Работа пошла споро. Минут через пять ни одного бычка на полу не было, старые
Первое, что увидел я, когда край дивана оторвался от пола и был перенесен мною на метр ближе к центру комнаты, это картонка застрявшая одним краем в щели между стенкой и плинтусом. Вытащив, я хотел, было, ее выбросить, но неожиданно остановился. То, что сперва показалось мне никчемным листком пожелтевшей плотной бумаги, оказалось фотографической карточкой. На меня смотрели две пары знакомых глаз. Голова закружилась...

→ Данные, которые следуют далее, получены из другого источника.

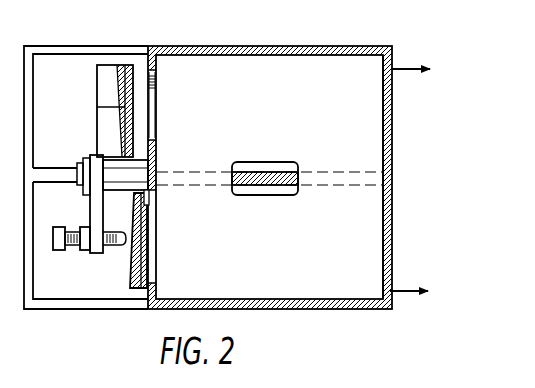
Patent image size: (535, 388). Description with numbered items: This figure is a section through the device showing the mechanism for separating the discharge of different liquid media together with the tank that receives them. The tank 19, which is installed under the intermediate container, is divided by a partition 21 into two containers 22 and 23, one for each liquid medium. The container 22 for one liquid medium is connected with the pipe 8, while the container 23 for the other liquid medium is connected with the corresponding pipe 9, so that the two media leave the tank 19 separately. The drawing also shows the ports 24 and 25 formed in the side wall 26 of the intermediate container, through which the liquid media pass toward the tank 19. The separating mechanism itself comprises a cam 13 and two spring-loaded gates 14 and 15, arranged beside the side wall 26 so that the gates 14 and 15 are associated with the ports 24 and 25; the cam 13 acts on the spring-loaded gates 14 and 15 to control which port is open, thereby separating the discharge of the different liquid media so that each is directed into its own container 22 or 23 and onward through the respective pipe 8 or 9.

The pipe 8 is at (405, 68).
The pipe 9 is at (398, 290).
The cam 13 is at (92, 211).
The spring-loaded gate 14 is at (117, 90).
The spring-loaded gate 15 is at (128, 271).
The tank 19 is at (338, 47).
The partition 21 is at (270, 186).
The container 22 is at (285, 74).
The container 23 is at (362, 210).
The port 24 is at (152, 124).
The port 25 is at (152, 252).
The side wall 26 is at (155, 74).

Я сел на краешек дивана и тупо уставился на неожиданную находку. Не может быть! С фоторгафии глядели на меня Наталья и Лев Макарович Тычков в своем современном облике, стоявшие на фоне какого-то экзотического дерева. Тычков нежно обнимал Наташку за плечи... Вот дела! Когда ж это они успели? А я-то... Лопух!
– Змей, чем вытереться можно?
– до моего слуха донесся Колин голос.
– Сейчас, подожди секундочку, - я достал из шифоньера чистое полотенце и направился к ванной.
– Ты наливай пока, я сейчас.
– Ага.
Николай вошел в кухню румяный после душа. И, что удивительно, повеселевший.
– Ну что, вздрогнем?
– Поехали!
Мы чокнулись рюмками и опрокинули содержимое в глотки. Закусили килькой.
– Хорошо пошла!
– Николай крякнул от удовольствия, и взгляд его упал на лежавшую рядом с банкой фотокарточку.
– А это что у тебя?
– Сам смотри.
Чудов взял в руки фотографию, поглядел на нее, потом на меня, снова на карточку, наконец выдохнул:
– Ну, дела... Ты знал?
– Откуда? Сам только что увидел. Под диваном валялась.
Николай еще раз взглянул на фото.
– Смотри-ка, Большой Змей!
– он протянул мне карточку, - Да нет, в углу! Прочитал?
Я не верил глазам. В уголке искусной рукой гравера было выведена вязью надпись, на которую я внимания по-глупости спервоначалу даже и не обратил. Видимо, велико было потрясение. "Ялта-1969".
– Ничего не понимаю... Там же Наташка с Макарычем.
– Ты уверен?
– Ну, как же? Что я, совсем дурной?
Николай пристально посмотрел мне в глаза.
– Давай-ка, Сервелант, наливай по второй.
Выпили.
– Что, не дошло еще?
– Коля теперь выглядел еще более довольным.
– А что до меня должно дойти?
– я до сих пор не понимал, куда он клонит.
– Эх, Змей, колбаса ты тугодумная. Это ж наш козырный туз! Смотри, никому в институте ни слова.
И тут, Леша, мозги мои заработали на полную катушку. Ялта. 1969-й год. Наташка на карточке, хрен бы с ней. Но Тычков! Я появился в лаборатории в 70-м, то есть год спустя! Макарыч выглядел тогда совсем иначе... Значит, на фотографии не он, хотя и выглядит сейчас бывший завлаб точно так же, не отличить... А, если на фото другой человек, то кто он? Двойник? Брат-близнец?